Star Cluster Classification using Deep Transfer Learning with PHANGS-HST

TL;DR

This paper develops deep transfer learning models to classify star cluster morphologies in HST images, achieving accuracy comparable to prior methods and improving classification of complex cluster types, enabling large-scale cataloging.

Contribution

It introduces new distance-dependent and independent deep learning models for star cluster classification using PHANGS-HST data, enhancing automation and accuracy.

Findings

Models achieve 60-80% accuracy, similar to prior studies.

Improved classification of asymmetric and multi-peaked clusters.

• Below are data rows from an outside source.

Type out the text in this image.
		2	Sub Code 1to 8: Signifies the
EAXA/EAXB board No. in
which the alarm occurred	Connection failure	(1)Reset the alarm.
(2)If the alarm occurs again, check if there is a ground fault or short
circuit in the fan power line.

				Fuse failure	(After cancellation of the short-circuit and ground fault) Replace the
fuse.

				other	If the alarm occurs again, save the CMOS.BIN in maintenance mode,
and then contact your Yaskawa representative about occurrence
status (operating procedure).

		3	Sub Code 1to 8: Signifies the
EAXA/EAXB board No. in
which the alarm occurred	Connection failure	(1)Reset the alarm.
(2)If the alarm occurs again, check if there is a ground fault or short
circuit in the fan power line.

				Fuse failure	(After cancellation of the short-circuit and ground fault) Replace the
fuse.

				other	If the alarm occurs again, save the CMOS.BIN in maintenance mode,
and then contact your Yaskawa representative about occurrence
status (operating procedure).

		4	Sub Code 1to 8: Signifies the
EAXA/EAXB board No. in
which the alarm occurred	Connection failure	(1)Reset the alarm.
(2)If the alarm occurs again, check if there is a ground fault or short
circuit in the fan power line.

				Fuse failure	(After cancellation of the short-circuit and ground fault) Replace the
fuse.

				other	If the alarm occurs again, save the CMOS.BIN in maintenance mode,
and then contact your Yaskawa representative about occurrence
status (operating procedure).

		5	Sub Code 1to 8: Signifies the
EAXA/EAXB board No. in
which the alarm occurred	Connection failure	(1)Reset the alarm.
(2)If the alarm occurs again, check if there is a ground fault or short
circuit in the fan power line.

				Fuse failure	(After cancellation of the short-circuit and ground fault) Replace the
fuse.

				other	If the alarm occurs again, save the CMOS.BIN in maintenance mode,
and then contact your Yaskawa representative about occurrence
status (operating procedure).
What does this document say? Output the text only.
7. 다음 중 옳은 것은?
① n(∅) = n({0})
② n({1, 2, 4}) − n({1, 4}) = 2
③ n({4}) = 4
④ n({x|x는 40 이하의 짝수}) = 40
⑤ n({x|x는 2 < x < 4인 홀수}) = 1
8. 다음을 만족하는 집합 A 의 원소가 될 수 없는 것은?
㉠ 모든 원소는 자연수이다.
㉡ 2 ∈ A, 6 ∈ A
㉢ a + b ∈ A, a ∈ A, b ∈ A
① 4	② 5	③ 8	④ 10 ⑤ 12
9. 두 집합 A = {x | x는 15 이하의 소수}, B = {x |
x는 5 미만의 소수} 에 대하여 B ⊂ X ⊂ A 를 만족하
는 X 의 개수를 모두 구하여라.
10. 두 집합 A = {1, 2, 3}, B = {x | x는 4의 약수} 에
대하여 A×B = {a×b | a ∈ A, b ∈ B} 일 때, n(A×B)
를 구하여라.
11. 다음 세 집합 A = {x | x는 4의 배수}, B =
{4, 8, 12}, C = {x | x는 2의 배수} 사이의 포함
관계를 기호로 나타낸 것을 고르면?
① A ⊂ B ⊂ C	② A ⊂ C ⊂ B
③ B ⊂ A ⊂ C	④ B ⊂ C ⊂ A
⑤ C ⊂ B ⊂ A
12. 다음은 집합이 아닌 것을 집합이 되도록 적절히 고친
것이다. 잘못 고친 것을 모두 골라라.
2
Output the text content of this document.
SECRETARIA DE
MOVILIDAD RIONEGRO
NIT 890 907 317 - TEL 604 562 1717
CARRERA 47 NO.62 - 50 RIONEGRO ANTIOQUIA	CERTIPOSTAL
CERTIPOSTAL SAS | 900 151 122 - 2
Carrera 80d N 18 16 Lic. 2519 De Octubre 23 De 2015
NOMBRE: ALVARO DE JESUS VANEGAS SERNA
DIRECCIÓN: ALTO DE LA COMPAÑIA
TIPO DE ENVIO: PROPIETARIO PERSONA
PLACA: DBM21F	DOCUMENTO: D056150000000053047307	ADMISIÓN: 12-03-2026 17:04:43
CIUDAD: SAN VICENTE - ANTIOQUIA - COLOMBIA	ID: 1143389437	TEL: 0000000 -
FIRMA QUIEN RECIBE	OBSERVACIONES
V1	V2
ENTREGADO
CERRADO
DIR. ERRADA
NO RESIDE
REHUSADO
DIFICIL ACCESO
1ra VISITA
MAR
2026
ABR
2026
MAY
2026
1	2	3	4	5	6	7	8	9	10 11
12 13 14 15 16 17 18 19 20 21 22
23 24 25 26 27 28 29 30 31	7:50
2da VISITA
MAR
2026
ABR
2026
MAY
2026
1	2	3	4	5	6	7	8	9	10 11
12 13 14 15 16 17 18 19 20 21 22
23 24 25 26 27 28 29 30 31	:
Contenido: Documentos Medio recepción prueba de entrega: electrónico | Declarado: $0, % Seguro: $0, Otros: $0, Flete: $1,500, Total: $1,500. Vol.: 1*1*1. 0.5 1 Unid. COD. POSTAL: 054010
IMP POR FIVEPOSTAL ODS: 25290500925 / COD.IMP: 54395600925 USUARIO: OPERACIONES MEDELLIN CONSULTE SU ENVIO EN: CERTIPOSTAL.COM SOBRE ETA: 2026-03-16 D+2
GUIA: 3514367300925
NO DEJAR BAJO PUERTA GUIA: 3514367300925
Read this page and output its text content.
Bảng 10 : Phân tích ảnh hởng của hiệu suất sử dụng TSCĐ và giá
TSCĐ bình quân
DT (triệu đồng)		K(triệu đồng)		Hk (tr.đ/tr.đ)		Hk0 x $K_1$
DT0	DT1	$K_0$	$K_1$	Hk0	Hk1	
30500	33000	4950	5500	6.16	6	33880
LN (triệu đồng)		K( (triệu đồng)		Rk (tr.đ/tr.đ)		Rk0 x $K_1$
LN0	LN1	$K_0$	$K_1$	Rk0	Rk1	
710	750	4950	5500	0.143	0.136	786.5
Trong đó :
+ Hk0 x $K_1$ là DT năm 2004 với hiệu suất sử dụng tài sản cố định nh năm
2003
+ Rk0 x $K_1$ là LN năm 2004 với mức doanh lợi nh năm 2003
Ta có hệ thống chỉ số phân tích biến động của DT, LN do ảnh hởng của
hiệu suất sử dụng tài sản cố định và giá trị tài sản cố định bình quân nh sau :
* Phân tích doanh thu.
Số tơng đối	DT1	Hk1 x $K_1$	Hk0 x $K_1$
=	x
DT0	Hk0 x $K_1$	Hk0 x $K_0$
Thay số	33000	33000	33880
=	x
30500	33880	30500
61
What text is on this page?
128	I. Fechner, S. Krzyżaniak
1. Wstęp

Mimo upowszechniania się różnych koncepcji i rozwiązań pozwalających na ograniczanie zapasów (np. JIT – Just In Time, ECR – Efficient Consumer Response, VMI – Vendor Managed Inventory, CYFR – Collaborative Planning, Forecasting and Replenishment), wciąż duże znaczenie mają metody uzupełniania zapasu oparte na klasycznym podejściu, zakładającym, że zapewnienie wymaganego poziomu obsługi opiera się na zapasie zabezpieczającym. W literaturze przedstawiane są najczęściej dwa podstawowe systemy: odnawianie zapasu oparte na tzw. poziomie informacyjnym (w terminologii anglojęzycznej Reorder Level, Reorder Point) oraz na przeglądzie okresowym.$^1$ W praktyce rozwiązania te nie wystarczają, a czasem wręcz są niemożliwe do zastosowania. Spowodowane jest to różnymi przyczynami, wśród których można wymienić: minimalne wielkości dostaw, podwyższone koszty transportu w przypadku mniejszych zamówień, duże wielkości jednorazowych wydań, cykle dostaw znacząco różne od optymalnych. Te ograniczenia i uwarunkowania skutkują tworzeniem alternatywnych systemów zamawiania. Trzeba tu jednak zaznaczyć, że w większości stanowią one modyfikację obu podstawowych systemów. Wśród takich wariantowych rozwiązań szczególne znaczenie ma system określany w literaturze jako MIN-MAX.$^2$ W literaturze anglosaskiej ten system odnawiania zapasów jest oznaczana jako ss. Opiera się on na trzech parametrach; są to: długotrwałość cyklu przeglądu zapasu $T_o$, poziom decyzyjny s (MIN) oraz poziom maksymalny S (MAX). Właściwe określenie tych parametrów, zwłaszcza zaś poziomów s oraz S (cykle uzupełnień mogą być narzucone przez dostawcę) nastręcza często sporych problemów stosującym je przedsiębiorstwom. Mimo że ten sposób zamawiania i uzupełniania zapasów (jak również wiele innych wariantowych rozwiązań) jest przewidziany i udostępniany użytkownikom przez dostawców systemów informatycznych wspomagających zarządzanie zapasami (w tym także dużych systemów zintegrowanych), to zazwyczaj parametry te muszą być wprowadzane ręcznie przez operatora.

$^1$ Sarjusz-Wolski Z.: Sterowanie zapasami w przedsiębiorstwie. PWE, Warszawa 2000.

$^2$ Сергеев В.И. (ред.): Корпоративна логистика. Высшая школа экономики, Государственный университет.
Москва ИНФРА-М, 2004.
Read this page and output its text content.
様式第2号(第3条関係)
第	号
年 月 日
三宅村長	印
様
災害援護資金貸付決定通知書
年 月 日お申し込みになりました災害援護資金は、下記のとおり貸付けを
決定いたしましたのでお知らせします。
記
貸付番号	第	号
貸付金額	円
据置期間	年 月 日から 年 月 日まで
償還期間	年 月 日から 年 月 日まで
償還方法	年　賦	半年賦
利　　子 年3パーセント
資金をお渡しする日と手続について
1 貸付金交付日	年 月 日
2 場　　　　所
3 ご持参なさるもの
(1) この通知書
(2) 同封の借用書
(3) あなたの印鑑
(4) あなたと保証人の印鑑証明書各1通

Training separate models for different distances does not significantly improve accuracy.

Abstract

Currently available star cluster catalogues from HST imaging of nearby galaxies heavily rely on visual inspection and classification of candidate clusters. The time-consuming nature of this process has limited the production of reliable catalogues and thus also post-observation analysis. To address this problem, deep transfer learning has recently been used to create neural network models which accurately classify star cluster morphologies at production scale for nearby spiral galaxies (D < 20 Mpc). Here, we use HST UV-optical imaging of over 20,000 sources in 23 galaxies from the Physics at High Angular Resolution in Nearby GalaxieS (PHANGS) survey to train and evaluate two new sets of models: i) distance-dependent models, based on cluster candidates binned by galaxy distance (9-12 Mpc, 14-18 Mpc, 18-24 Mpc), and ii) distance-independent models, based on the combined sample of candidates from all galaxies. We find that the overall accuracy of both sets of models is comparable to previous automated star cluster classification studies (~60-80 per cent) and show improvement by a factor of two in classifying asymmetric and multi-peaked clusters from PHANGS-HST. Somewhat surprisingly, while we observe a weak negative correlation between model accuracy and galactic distance, we find that training separate models for the three distance bins does not significantly improve classification accuracy. We also evaluate model accuracy as a function of cluster properties such as brightness, colour, and SED-fit age. Based on the success of these experiments, our models will provide classifications for the full set of PHANGS-HST candidate clusters (N ~ 200,000) for public release.